Thank you for the compliments on the machine. It was used by a retired cn rail machinist for years untill he past away, It was then given to the person i purchased it from as payment for work done. The person i bought it off had never used the lathe, and really didn't know anything about the machine. There was very little clean up to do on the machine, I got it placed and levelled, and have used it to make a centering tool, made a small replacement handle for a brass nylon faced hammer, also have made a replacement handle for the cross feed which was missing. have been working on tang sights for an old model 8 remington, and a model 81 remington as well. My son- in- law turned a few chess pieces on it. i have also been working on a tailstock fixture that will allow me to turn tapers without having to offset the tailstock itself.


----------



## Chuck K (Jan 21, 2014)

" i have also been working on a tailstock fixture that will allow me to turn tapers without having to offset the tailstock itself."

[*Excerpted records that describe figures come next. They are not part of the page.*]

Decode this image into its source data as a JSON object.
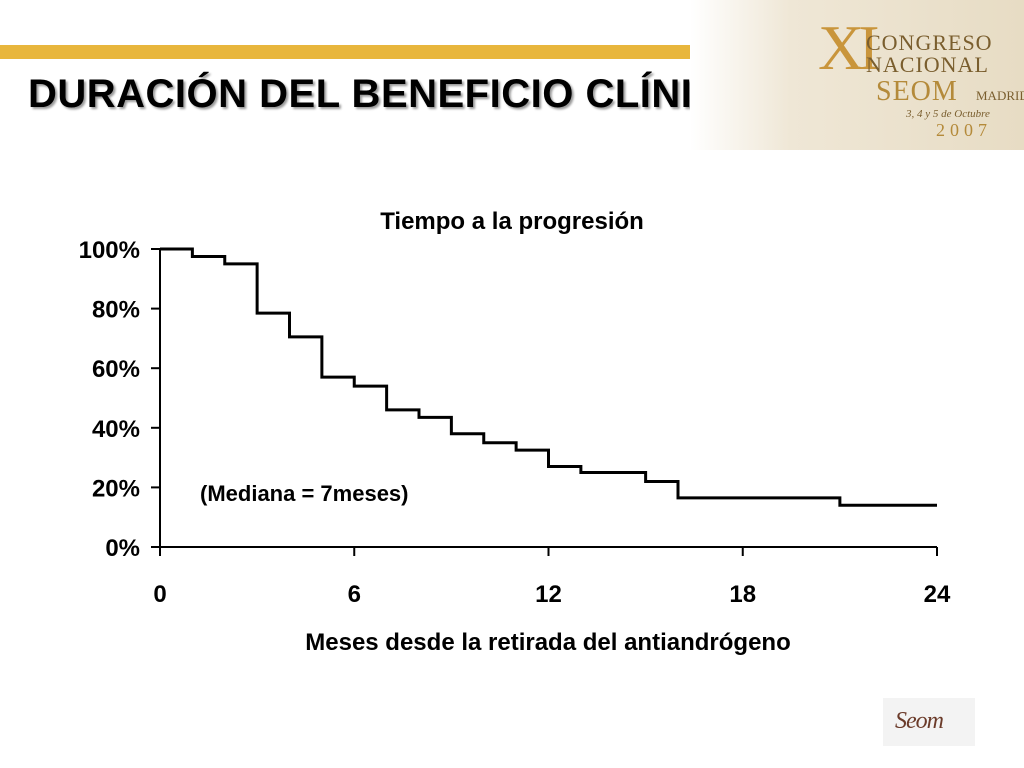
{
  "slide": {
    "title": "DURACIÓN DEL BENEFICIO CLÍNICO",
    "accent_color": "#e8b63c",
    "congress_logo": {
      "numeral": "XI",
      "line1": "CONGRESO",
      "line2": "NACIONAL",
      "brand": "SEOM",
      "city": "MADRID",
      "dates": "3, 4 y 5 de Octubre",
      "year": "2007"
    },
    "footer_logo": {
      "text": "Seom"
    }
  },
  "chart_data": {
    "type": "line",
    "style": "step",
    "title": "Tiempo a la progresión",
    "xlabel": "Meses desde la retirada del antiandrógeno",
    "ylabel": "",
    "xlim": [
      0,
      24
    ],
    "ylim": [
      0,
      100
    ],
    "x_ticks": [
      "0",
      "6",
      "12",
      "18",
      "24"
    ],
    "x_tick_values": [
      0,
      6,
      12,
      18,
      24
    ],
    "y_ticks": [
      "0%",
      "20%",
      "40%",
      "60%",
      "80%",
      "100%"
    ],
    "y_tick_values": [
      0,
      20,
      40,
      60,
      80,
      100
    ],
    "grid": false,
    "annotation": "(Mediana = 7meses)",
    "line_color": "#000000",
    "series": [
      {
        "x": [
          0,
          1,
          2,
          3,
          4,
          5,
          6,
          7,
          8,
          9,
          10,
          11,
          12,
          13,
          15,
          16,
          21,
          24
        ],
        "y": [
          100,
          97.5,
          95,
          78.5,
          70.5,
          57,
          54,
          46,
          43.5,
          38,
          35,
          32.5,
          27,
          25,
          22,
          16.5,
          14,
          14
        ]
      }
    ]
  }
}
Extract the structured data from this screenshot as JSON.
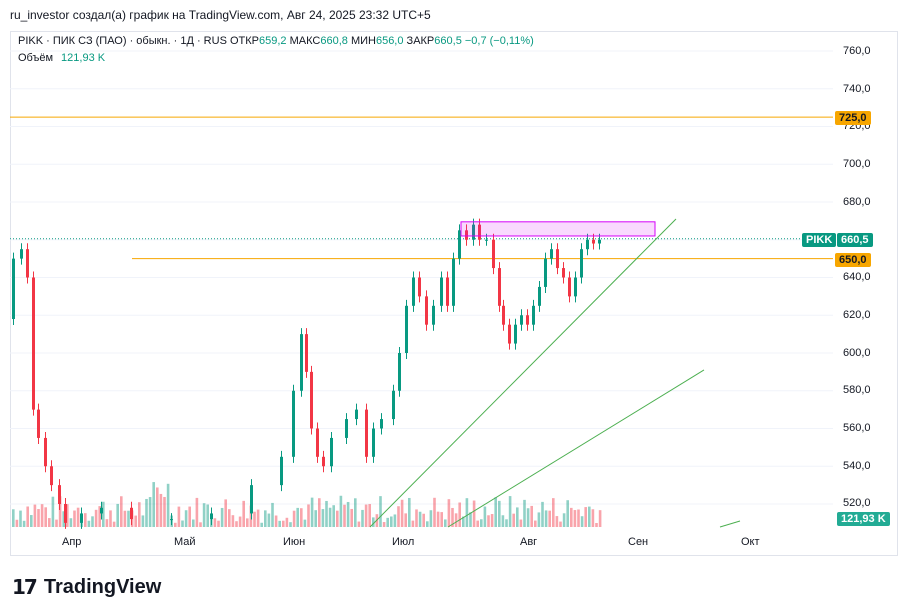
{
  "header": {
    "caption": "ru_investor создал(а) график на TradingView.com, Авг 24, 2025 23:32 UTC+5"
  },
  "legend": {
    "symbol": "PIKK · ПИК СЗ (ПАО) · обыкн. · 1Д · RUS",
    "open_label": "ОТКР",
    "open": "659,2",
    "high_label": "МАКС",
    "high": "660,8",
    "low_label": "МИН",
    "low": "656,0",
    "close_label": "ЗАКР",
    "close": "660,5",
    "change": "−0,7 (−0,11%)",
    "volume_label": "Объём",
    "volume": "121,93 K"
  },
  "price_axis": [
    "760,0",
    "740,0",
    "720,0",
    "700,0",
    "680,0",
    "660,0",
    "640,0",
    "620,0",
    "600,0",
    "580,0",
    "560,0",
    "540,0",
    "520,0"
  ],
  "tags": {
    "level_725": "725,0",
    "level_650": "650,0",
    "ticker": "PIKK",
    "last_price": "660,5",
    "volume": "121,93 K"
  },
  "time_axis": [
    "Апр",
    "Май",
    "Июн",
    "Июл",
    "Авг",
    "Сен",
    "Окт"
  ],
  "colors": {
    "up": "#089981",
    "down": "#f23645",
    "level": "#f7a600",
    "trend": "#4caf50",
    "zone": "#d500f9"
  },
  "brand": {
    "name": "TradingView"
  }
}
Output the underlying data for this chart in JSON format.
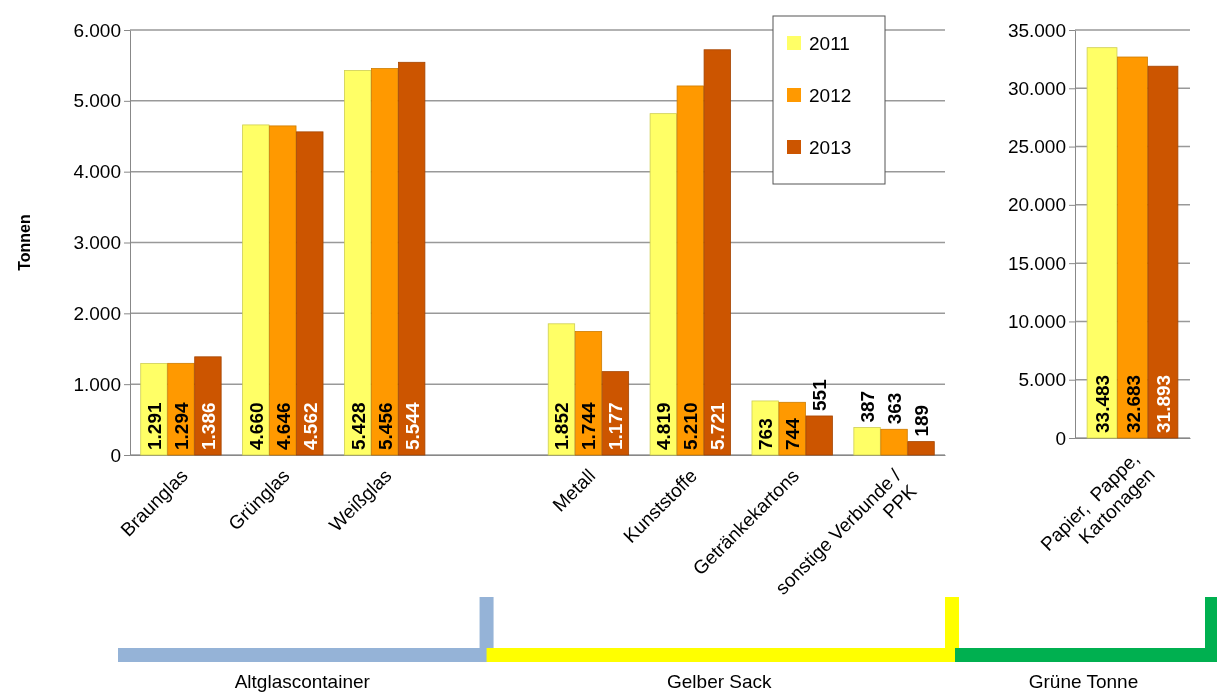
{
  "chart_data": [
    {
      "type": "bar",
      "ylabel": "Tonnen",
      "categories": [
        "Braunglas",
        "Grünglas",
        "Weißglas",
        null,
        "Metall",
        "Kunststoffe",
        "Getränkekartons",
        "sonstige Verbunde / PPK"
      ],
      "series": [
        {
          "name": "2011",
          "color": "#ffff66",
          "values": [
            1291,
            4660,
            5428,
            null,
            1852,
            4819,
            763,
            387
          ],
          "value_labels": [
            "1.291",
            "4.660",
            "5.428",
            null,
            "1.852",
            "4.819",
            "763",
            "387"
          ]
        },
        {
          "name": "2012",
          "color": "#ff9900",
          "values": [
            1294,
            4646,
            5456,
            null,
            1744,
            5210,
            744,
            363
          ],
          "value_labels": [
            "1.294",
            "4.646",
            "5.456",
            null,
            "1.744",
            "5.210",
            "744",
            "363"
          ]
        },
        {
          "name": "2013",
          "color": "#cc5500",
          "values": [
            1386,
            4562,
            5544,
            null,
            1177,
            5721,
            551,
            189
          ],
          "value_labels": [
            "1.386",
            "4.562",
            "5.544",
            null,
            "1.177",
            "5.721",
            "551",
            "189"
          ]
        }
      ],
      "ylim": [
        0,
        6000
      ],
      "yticks": [
        {
          "value": 0,
          "label": "0"
        },
        {
          "value": 1000,
          "label": "1.000"
        },
        {
          "value": 2000,
          "label": "2.000"
        },
        {
          "value": 3000,
          "label": "3.000"
        },
        {
          "value": 4000,
          "label": "4.000"
        },
        {
          "value": 5000,
          "label": "5.000"
        },
        {
          "value": 6000,
          "label": "6.000"
        }
      ],
      "grid": "y",
      "legend": "top right",
      "annotations": [
        "Altglascontainer",
        "Gelber Sack"
      ]
    },
    {
      "type": "bar",
      "categories": [
        "Papier,  Pappe, Kartonagen"
      ],
      "series": [
        {
          "color": "#ffff66",
          "values": [
            33483
          ],
          "value_labels": [
            "33.483"
          ]
        },
        {
          "color": "#ff9900",
          "values": [
            32683
          ],
          "value_labels": [
            "32.683"
          ]
        },
        {
          "color": "#cc5500",
          "values": [
            31893
          ],
          "value_labels": [
            "31.893"
          ]
        }
      ],
      "ylim": [
        0,
        35000
      ],
      "yticks": [
        {
          "value": 0,
          "label": "0"
        },
        {
          "value": 5000,
          "label": "5.000"
        },
        {
          "value": 10000,
          "label": "10.000"
        },
        {
          "value": 15000,
          "label": "15.000"
        },
        {
          "value": 20000,
          "label": "20.000"
        },
        {
          "value": 25000,
          "label": "25.000"
        },
        {
          "value": 30000,
          "label": "30.000"
        },
        {
          "value": 35000,
          "label": "35.000"
        }
      ],
      "grid": "y",
      "annotations": [
        "Grüne Tonne"
      ]
    }
  ]
}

I have been working on a ball turning fixture so I can make centers to turn tapers with my tailstock offset.  I hadn't considered the need until I tried to shave the lower leg of a bike.  I set the piece up on centers with the tailstock offset and realized that I would have to use something other than a 60 degree center to keep it from binding.  I would be interested in the fixture you're making.

Chuck


----------



## valleyboy101 (Jan 21, 2014)

The lathe looks to be in nice little used and well cared for condition.  Oh for the days when a tool shop was part of a major department store.  I only barely saw the end of those times in the 60's.  I have the feeling that if T. Eaton was still around that the tool section in the Eaton Centre store would be very small.
MIchael


----------



## keltg (Jan 22, 2014)

Chuck K said:


> " i have also been working on a tailstock fixture that will allow me to turn tapers without having to offset the tailstock itself."
> 
> I have been working on a ball turning fixture so I can make centers to turn tapers with my tailstock offset.  I hadn't considered the need until I tried to shave the lower leg of a bike.  I set the piece up on centers with the tailstock offset and realized that I would have to use something other than a 60 degree center to keep it from binding.  I would be interested in the fixture you're making.
> 
> Chuck


i will take a couple pictures and post them for you. it is nothing fancy. lol.


----------



## keltg (Jan 23, 2014)

Hello Chuck, here are a couple pictures of my tail stock slide taper isn't attached yet but will be mt2 to fit the quill on my machine.


----------



## AR1911 (Jan 23, 2014)

You might consider using a big ball bearing (steel ball) in place of the tradiona. Pointed centers. Handles high angles better


----------



## keltg (Jan 24, 2014)

AR1911 said:


> You might consider using a big ball bearing (steel ball) in place of the tradiona. Pointed centers. Handles high angles better


Thanks for the input I will give that a try as well.


----------



## Chuck K (Jan 24, 2014)

Do you have a way to make the fixture sit level with the bedways? 

Chuck


----------



## keltg (Jan 28, 2014)

Chuck K said:


> Do you have a way to make the fixture sit level with the bedways?
> 
> Chuck


been thinking about that already myself. thinking i am going to have to machine a pin through the taper and quill to hold the piece or a keyway machined into the taper and quill. havent decided which would hold the piece the solidest yet.


----------